Chinese military officer and politician

Yang Fulin (杨福林; born October 1957) is a former Chinese military officer and politician who served as deputy commander of Xinjiang Production and Construction Corps from 2015 to 2017. He was investigated by China's top anti-graft agency in July 2021.

==Biography==
Yang was born in Wudu County (now Wudu District of Longnan), Gansu, in October 1957. He enlisted in the People's Liberation Army in August 1976, and joined the Chinese Communist Party (CCP) in November 1982. He assumed various posts in the 8th Division of Xinjiang Production and Construction Corps between 1976 and 2001. From 2001 to 2013, he successively worked in the 6th Division, 14th Division, and 3rd Division.
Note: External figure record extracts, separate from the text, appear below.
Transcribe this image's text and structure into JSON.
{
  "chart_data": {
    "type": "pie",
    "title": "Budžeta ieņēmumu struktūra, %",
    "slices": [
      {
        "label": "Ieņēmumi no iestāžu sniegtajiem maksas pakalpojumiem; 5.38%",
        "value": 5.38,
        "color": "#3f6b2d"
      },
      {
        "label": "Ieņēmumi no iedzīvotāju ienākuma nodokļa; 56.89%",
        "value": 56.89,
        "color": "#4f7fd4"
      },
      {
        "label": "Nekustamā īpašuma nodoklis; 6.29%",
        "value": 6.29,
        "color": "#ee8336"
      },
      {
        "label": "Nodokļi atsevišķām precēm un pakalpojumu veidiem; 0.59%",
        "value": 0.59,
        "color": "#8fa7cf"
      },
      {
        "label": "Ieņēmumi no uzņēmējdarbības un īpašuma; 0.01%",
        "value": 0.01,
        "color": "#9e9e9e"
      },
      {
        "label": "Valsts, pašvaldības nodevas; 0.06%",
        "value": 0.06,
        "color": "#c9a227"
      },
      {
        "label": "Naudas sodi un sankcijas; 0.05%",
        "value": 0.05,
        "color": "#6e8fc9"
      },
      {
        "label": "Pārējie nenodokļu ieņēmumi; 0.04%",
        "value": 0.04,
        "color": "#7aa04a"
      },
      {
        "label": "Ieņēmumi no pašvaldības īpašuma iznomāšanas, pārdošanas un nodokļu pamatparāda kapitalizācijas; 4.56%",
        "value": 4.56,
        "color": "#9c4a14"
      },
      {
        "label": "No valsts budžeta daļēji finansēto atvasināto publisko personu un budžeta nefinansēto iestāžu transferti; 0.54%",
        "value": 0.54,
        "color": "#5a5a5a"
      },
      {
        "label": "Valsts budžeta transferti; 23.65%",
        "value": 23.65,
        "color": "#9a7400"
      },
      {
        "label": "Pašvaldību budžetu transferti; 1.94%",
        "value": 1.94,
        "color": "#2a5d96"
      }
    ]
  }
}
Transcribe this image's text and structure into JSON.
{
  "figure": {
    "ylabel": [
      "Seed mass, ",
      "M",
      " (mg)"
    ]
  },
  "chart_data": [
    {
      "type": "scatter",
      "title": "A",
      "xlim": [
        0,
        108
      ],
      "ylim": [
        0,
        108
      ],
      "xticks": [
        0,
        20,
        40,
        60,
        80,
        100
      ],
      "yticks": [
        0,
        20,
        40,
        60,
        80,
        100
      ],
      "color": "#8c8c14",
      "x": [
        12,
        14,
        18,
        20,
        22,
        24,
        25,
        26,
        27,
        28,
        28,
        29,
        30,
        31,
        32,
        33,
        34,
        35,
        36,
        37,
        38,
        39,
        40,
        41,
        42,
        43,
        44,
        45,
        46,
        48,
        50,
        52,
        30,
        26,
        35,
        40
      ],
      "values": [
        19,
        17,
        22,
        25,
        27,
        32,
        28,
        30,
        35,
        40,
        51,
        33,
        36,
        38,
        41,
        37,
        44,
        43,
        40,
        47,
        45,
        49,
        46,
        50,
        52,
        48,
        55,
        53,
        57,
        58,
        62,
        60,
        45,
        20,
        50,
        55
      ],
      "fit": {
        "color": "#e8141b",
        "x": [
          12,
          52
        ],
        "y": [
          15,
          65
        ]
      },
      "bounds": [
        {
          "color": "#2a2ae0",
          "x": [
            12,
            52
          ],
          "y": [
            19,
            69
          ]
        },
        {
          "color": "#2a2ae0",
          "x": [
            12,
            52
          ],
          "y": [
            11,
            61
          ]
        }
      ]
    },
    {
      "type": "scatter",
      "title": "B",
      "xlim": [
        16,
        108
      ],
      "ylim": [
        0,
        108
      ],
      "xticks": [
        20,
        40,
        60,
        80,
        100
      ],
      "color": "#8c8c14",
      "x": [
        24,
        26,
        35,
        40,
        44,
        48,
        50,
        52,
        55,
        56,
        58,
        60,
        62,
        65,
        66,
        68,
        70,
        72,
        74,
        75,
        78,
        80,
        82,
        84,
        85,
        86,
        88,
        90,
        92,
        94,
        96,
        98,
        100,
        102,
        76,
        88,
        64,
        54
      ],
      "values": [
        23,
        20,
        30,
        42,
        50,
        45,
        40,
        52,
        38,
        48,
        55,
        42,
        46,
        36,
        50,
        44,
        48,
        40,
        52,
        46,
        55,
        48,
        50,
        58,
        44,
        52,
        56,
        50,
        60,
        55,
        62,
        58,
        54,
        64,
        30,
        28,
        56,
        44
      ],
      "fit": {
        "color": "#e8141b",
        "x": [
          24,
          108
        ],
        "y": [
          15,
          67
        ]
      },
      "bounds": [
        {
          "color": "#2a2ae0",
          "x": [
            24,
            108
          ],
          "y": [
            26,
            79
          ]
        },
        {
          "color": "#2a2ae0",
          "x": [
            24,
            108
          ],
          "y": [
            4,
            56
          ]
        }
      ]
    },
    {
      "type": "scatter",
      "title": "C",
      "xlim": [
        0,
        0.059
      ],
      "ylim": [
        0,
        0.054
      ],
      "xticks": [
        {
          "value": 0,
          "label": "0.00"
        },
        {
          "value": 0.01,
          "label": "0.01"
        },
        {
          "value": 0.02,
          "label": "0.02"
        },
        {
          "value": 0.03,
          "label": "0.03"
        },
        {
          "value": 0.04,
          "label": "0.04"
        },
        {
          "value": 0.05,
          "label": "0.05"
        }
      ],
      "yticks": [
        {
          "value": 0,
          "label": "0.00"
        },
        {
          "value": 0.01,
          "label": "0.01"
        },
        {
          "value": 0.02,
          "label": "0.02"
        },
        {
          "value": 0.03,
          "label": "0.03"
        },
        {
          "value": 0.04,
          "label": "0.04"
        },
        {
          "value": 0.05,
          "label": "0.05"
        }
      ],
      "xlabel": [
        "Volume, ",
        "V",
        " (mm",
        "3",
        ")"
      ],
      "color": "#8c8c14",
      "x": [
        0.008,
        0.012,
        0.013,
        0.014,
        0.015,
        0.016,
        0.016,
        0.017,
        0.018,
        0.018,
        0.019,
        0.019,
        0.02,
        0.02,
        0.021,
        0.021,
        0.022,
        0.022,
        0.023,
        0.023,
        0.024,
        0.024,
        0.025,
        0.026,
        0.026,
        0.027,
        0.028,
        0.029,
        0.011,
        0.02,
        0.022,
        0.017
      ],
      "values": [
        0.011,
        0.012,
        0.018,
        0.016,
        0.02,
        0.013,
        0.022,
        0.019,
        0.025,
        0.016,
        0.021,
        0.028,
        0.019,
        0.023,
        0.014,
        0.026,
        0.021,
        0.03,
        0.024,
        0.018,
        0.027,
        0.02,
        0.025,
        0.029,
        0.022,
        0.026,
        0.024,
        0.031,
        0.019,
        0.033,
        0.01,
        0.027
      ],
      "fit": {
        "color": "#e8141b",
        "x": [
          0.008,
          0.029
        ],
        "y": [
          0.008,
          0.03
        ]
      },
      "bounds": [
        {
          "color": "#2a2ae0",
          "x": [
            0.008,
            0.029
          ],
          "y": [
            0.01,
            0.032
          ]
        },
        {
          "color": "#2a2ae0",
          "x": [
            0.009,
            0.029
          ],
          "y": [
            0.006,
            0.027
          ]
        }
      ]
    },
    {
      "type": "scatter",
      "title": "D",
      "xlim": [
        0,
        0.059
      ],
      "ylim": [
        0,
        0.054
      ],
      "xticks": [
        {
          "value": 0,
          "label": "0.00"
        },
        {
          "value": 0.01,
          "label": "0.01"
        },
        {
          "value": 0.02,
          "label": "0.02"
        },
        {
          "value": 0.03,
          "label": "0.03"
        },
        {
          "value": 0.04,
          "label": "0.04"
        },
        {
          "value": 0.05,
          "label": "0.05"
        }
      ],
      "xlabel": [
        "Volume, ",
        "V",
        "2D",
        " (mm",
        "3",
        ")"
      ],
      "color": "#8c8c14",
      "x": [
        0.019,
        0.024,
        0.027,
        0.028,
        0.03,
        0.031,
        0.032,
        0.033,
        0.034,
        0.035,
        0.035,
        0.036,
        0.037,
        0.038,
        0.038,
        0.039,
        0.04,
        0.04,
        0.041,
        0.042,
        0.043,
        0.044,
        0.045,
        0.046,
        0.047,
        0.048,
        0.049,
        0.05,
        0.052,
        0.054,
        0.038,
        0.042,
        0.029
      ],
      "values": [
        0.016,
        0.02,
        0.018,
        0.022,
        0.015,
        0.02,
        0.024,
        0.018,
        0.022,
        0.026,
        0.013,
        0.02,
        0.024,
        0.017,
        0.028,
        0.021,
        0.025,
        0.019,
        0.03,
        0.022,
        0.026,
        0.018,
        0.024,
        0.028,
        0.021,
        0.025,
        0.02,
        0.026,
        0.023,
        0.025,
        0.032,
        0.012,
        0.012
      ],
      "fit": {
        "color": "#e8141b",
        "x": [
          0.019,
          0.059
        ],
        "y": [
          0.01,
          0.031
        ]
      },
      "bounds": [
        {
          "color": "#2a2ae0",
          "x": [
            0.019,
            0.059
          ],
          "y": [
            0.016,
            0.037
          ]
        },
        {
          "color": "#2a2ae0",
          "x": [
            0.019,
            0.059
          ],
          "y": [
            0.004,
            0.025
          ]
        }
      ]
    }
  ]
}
In July 2013, he became secretary of the Political and Legal Affairs Commission of Xinjiang Production and Construction Corps, and held that office until April 2015, when he was commissioned as deputy commander of Xinjiang Production and Construction Corps.

===Downfall===
On 29 July 2021, he was put under investigation for alleged "serious violations of discipline and laws" by the Central Commission for Discipline Inspection (CCDI), the party's internal disciplinary body, and the National Supervisory Commission, the highest anti-corruption agency of China. His superior Liu Xinqi was under investigation for alleged "serious violations of discipline" in May 2017 and downgraded to division director level of non leadership positions (正处级非领导职务). On December 1, he was expelled from the Communist Party.

On 13 March 2022, he was indicted on suspicion of accepting bribes.